Dao-AILab/flash-attention

Inappropriate Number of Splits Predicted by determine_num_splits function in flash_attn_with_kvcache ( Non-paged kv cache )

izhuhaoran opened this issue · 4 comments

I have been working with the vllm &flash-attention library and have encountered an issue where the determine_num_splits function seems to predict an inappropriate number of splits when using non-page kv cache in flash_attn_with_kvcache function.

The num_splits calculated by the determine_num_splits function is closely affected by the following parameters: batch_size:int, num_heads:int, head_size:int, seqlen_q:int, seqlen_k:int, num_SMs:int. During the decoding stage, seqlen_q is 1, which makes the value of seqlen_k quite crucial. In my tests, where the maximum length per sequence is 131072, I preallocate a non-paged length of 131072 for each sequence's cache. I then specify the actual cache length for each sequence using cache_seqlens params in flash_attn_with_kvcache func. However, in the determine_num_splits function, seqlen_k is set to kcache.size(1), and for non-page mode, it can equal 131072. This value seems to overlook the current seqlen, leading to an inappropriate number of num_splits, consequently causing performance loss.

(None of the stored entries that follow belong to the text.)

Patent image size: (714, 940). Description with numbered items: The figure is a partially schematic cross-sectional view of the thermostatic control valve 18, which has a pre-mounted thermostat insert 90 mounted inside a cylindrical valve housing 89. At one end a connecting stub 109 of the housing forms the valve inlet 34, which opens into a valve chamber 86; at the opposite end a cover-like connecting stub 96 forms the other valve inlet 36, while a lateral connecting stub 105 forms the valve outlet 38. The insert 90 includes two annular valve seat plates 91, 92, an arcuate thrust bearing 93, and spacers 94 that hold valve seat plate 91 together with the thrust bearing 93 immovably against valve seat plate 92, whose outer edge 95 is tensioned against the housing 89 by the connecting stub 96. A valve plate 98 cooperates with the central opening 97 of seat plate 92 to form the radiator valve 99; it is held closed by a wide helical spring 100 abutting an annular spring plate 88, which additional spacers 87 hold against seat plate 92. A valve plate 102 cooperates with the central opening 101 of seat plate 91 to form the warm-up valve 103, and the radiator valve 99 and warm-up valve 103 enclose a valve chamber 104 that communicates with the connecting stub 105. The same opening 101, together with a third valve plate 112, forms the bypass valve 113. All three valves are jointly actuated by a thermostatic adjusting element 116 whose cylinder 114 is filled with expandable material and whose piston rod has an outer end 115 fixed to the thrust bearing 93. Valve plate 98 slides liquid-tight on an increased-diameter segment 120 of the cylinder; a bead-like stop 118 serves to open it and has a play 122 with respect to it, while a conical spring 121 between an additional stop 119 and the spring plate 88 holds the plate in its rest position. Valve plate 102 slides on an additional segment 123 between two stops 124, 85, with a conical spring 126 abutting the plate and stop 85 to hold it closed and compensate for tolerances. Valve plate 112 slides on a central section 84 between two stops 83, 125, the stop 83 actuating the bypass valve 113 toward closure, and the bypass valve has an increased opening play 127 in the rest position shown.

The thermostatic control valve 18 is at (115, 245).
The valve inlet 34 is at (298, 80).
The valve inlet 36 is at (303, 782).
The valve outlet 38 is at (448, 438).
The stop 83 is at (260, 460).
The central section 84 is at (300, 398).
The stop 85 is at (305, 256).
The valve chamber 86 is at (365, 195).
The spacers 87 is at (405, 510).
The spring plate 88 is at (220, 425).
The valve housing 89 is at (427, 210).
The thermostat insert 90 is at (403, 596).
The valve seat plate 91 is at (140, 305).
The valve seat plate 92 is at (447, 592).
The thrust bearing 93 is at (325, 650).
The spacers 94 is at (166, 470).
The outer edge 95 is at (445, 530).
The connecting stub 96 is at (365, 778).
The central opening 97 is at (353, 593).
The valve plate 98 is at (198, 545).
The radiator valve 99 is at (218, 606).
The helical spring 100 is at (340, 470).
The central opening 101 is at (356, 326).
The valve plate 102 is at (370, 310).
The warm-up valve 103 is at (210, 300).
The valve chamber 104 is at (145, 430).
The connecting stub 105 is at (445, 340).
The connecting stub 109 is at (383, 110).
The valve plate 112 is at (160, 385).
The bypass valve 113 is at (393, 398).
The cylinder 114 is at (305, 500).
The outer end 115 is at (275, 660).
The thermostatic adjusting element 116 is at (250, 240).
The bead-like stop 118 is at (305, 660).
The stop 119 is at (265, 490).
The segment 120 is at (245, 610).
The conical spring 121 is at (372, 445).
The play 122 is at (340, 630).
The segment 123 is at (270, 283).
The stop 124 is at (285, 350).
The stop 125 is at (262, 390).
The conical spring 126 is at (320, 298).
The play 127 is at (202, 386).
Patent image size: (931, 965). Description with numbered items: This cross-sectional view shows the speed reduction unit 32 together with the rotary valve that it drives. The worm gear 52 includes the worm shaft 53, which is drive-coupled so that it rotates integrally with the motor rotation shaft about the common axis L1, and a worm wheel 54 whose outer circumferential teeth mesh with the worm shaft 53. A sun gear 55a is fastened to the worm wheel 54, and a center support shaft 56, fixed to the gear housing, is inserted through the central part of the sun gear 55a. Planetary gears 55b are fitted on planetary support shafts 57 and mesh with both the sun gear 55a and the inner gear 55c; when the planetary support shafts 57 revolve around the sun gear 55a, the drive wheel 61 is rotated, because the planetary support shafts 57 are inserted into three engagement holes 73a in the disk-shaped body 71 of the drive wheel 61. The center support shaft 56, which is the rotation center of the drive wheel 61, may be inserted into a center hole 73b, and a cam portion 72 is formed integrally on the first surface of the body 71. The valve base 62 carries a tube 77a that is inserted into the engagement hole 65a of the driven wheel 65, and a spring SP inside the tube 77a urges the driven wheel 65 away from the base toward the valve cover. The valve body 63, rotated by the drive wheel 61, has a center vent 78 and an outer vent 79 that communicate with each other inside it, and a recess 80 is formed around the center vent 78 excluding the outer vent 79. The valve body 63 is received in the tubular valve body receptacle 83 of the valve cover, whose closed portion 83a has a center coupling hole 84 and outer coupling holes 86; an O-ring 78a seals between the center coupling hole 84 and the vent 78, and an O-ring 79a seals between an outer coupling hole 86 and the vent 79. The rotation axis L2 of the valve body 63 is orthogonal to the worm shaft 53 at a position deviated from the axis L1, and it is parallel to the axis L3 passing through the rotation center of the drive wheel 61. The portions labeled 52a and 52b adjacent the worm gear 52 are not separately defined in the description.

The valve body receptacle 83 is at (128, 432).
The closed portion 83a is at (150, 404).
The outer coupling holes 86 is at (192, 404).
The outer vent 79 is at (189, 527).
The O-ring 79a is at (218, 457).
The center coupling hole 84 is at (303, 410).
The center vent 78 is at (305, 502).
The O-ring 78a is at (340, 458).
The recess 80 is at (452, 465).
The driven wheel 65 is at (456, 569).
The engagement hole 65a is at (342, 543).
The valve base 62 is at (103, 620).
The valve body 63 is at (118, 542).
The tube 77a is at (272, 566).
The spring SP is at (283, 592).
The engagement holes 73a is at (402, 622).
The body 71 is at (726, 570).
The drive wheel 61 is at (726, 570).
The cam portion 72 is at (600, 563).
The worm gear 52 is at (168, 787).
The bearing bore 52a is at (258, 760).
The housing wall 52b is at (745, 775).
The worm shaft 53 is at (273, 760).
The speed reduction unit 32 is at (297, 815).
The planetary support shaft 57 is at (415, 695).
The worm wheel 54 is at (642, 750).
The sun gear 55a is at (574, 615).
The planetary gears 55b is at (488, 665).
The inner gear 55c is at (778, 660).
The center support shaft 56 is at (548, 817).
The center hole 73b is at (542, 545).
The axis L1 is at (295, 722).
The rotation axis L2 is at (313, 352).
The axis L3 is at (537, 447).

My test script, with default values for batch_size and others, the following is results and thinking :
benchmark_flash_attention.txt

  • When num_splits defaults to 0, the page kernel execution time is 72.252 us, while the non-page is 129.314 us, which indicates a significant performance gap.

  • When adjusting num_splits for non-paged mode with the following code (and removing the num_splits < 128 torch check):

num_splits = determine_num_splits(num_seqs, num_kv_heads, head_size, 1, seq_len, num_SMs)
num_splits = cache_max_seq_len // (seq_len // num_splits)

# The above code considers that after calculating `num_splits` based on `seq_len`, 
# it proportionally determines how many chunks the entire `cache_max_seq_len` should be divided into.

The non-page kernel performance increases to 78.535 us, much closer to the paged kernel performance. (May due to kernel limitations, the calculated num_splits is inaccurate, reducing the usefulness of this performance metric.)

I am aware that my aforementioned approach to determining num_splits is merely a simple attempt and lacks representativeness. But I think, the num_splits calculation in its current state may not be suitable for scenarios with sequence lengths significantly smaller than the allocated cache size, in non-paged memory scenarios during the decoding phase.

Thank you for your attention to this issue. I am looking forward to your feedback on how this can be addressed to optimize the performance of the project

It's just a heuristic to determine num_splits. In this case it doesn't work super well.
We can't use the info in cache_seqlens since that's on GPU and doing a sync from GPU -> CPU (to determine num_splits) would be very expensive.

Got it, Thank you for quick feedback.

Are you suggesting a different heuristic based on cache_max_seq_len?
When would that be better / worse than the current heuristic?

Based on my current testing, when cache_max_seq_len is significantly larger than seq_len, the non-page with kv_cache attention kernel's performance with the current heuristic method shows a considerable gap compared to direct page attention with kv-cache.

However, when testing various num_splits ranging from 1 to 128, there exist good num_splits configurations that yield performance comparable to direct page attention.

This may suggest that a different heuristic approach, perhaps leveraging information such as cache_max_seq_len, might be necessary under this conditions. Unfortunately, I currently unknown how to design such a heuristic strategy.